Something I have mentioned elsewhere numerous times already is that I would love to see some return of the Skill Board or at least a very big separation of what "skills" do for the classes. As in I would want to have the "core" skills for classes be something you shouldn't have to sacrifice (All Guard for the Hunter, the Focus/Gear skills for weapons, and things like the Luster's "moveset" that unlocks as you level up) and so that things that are more on the passive side of things (like Stances) can become optional to equip and mix-and-match with other similar skills.
The big reference point I would have for what I would like to see stems from Dragon's Dogma Online where the "Custom Skills" are equipped to a palette just like our Photon Arts are and largely determine how you enact your playstyle, the "Core Skills" are all baseline functions that your class should be able to do that give them an edge over other classes and their essential core gameplay (things like the Gear Gauge, Chain Trigger, the Phantom Marker, Hero Time, elemental swapping for the Techer/Bouncer, and more), and lastly that all passive skills are counted as "Augments." Augments are unlocked and typically are specialized for shifting the behavior of a class such as loosening and relaxing the timing of a just-guard to things that can potentially change gameplay such as adding striaght-up unconditional damage boosts.
However, in Dragon's Dogma Online, players are limited to what I recall was something along the lines of eight or ten of these being equipped at a time and in addition they each cost a specific amount of "Ability Points" (AP) to install which meant that you pick all the damage-based skills but have absolutely nothing in terms of quality-of-life gameplay conveniences. This meant that the unconditional damage was the lowest effort to play but came at the highest cost (with little room for leeway in customizing your build) and that going a high-health build meant you had to maintain your health in order to maintain that damage. However, a high-health build was undoubtedly stronger than the unconditional boost and granted some room for more quality-of-life changes but it was still very costly. The low-health build in that game was easily the cheapest but the most dangerous option due to how it was difficult to maintain (allies can heal you past the point where the build would have worked) and gave you the potential to stock all sorts of quality-of-life changes and tweaks to really shape your playstyle further. In that game, you can play as the Warrior (Greatswords) who had a mechanic that allowed them to reduce the damage taken upon both attacking and being attacked at the same time. The act of taking damage during your attack animations filled up a meter that can be expended to deal heavy damage (typically damage-cap levels of damage) but with the right combination of augments and the low-health build you can reduce the damage you take by up to 90% which typically turns "1" damage into "0" so you can effectively be immortal so long as you play properly. Keep in mind, these are "options" for how a player can build their class so that there could be another Warrior who wishes to simply play more traditionally and safely while still dealing that high damage though in a slightly different means.

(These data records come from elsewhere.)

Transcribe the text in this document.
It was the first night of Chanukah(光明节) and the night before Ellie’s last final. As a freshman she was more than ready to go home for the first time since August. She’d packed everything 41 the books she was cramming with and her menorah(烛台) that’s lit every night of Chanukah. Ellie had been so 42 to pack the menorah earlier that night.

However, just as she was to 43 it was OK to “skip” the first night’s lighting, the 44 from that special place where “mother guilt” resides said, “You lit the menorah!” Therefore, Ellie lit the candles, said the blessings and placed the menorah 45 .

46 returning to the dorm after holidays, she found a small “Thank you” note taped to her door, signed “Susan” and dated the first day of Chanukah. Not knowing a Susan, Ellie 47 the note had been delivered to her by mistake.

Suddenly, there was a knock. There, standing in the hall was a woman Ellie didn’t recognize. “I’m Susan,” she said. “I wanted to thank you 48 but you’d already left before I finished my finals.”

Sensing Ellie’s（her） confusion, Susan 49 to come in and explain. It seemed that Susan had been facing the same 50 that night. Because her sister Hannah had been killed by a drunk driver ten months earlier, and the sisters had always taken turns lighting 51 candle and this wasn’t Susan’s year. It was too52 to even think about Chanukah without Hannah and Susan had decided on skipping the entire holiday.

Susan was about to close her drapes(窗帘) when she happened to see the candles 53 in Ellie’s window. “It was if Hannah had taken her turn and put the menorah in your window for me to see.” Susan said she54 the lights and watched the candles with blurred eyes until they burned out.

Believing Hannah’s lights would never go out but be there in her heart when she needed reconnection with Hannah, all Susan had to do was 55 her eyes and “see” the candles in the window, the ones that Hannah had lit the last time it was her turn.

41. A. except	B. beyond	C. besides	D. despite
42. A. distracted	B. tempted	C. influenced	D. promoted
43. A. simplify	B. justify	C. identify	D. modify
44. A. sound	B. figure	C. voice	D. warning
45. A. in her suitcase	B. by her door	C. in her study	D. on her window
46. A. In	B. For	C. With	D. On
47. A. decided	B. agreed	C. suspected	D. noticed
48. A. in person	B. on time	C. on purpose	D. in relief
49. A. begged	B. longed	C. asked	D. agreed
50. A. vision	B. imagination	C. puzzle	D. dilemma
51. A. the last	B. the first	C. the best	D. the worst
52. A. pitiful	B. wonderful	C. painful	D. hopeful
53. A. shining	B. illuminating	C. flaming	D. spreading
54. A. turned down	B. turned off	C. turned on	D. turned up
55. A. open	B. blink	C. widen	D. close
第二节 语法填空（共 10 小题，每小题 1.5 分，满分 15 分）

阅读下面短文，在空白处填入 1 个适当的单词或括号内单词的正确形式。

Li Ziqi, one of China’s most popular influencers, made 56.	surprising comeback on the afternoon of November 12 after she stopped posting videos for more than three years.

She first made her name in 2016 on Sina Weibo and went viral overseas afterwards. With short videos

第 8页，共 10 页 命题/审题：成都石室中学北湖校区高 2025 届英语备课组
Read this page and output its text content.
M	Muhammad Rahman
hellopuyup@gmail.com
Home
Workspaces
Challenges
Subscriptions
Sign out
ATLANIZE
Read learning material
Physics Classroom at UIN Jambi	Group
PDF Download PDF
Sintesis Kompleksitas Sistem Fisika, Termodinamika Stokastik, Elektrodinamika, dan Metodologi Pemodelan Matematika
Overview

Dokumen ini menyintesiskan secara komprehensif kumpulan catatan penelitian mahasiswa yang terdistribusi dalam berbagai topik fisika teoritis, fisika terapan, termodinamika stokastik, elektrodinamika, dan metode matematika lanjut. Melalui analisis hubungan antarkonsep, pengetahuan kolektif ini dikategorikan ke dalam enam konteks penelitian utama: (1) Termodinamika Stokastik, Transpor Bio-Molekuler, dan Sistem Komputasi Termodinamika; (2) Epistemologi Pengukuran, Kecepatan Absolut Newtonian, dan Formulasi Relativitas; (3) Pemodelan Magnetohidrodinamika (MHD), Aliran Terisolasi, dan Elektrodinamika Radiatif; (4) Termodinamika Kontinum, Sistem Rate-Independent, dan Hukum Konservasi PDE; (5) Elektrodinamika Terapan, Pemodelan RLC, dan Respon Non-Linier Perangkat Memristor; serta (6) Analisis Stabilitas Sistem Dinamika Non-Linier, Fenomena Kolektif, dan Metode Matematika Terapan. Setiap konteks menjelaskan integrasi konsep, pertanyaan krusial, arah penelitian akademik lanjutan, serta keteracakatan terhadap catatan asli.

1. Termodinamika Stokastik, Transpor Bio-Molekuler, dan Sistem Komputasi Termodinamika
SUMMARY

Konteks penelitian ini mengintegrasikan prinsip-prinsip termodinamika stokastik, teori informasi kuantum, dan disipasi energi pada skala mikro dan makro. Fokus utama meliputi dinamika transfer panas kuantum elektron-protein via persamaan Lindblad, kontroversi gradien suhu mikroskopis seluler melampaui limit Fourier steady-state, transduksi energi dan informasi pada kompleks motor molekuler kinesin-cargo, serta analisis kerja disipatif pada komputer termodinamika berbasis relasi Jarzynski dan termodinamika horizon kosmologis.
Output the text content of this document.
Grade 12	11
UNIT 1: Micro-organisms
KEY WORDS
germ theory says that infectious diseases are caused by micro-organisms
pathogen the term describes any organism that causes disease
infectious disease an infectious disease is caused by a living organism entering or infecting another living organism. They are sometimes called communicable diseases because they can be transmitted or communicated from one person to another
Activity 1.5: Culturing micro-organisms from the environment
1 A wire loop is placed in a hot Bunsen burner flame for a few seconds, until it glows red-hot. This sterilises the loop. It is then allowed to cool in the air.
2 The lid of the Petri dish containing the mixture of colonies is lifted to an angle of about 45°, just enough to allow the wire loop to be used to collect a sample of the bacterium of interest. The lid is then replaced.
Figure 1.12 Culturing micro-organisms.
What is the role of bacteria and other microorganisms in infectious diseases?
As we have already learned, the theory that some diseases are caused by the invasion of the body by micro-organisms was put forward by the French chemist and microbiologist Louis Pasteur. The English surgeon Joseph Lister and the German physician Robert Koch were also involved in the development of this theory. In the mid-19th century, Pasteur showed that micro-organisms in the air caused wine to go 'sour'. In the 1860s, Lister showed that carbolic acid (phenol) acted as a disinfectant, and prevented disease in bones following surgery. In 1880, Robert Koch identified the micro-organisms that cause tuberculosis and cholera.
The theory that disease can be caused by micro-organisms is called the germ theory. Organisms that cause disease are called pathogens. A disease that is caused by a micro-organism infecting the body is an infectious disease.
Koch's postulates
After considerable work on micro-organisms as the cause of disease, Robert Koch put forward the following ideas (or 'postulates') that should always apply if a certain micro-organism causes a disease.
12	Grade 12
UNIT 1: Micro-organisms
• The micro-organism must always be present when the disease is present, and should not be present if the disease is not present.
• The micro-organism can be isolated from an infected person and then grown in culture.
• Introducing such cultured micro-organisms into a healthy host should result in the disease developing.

My hope is that Phantasy Star Online 2 (and hopefully New Genesis considers this) takes a few pages of how the Skill Board from Phantasy Star Nova was very similar to what I described from Dragon's Dogma Online as leveling up classes unlocked skills that can be used on the Skill Board and allocated. It had limited space and specific skills synergized well including skills from other classes which created "Skill Combos" that boosted the effects of equipped skills. The classes you play as already would have some of these skills be innate (such as "Equip: Swords" being naturally innate for a Hunter) and using weapons off of the main class resulted in the player not having mechanical features those weapons would have had (Hunter's Just Attack multiplier bonuses, the Ranger's "Chain Combo" bonus, and so on). A large part of that is that there was also a universal class (Buster) that utilized every weapon but without the bonuses except for its own exclusive weapon (the Pile).
I would love to see and anticipate that subclasses in New Genesis will be much more polished than they currently are and would absolutely not mind if the subclass offered nothing to the main class at all outside of access to more weapons and gameplay opportunities rather than pure stat boosts and utility.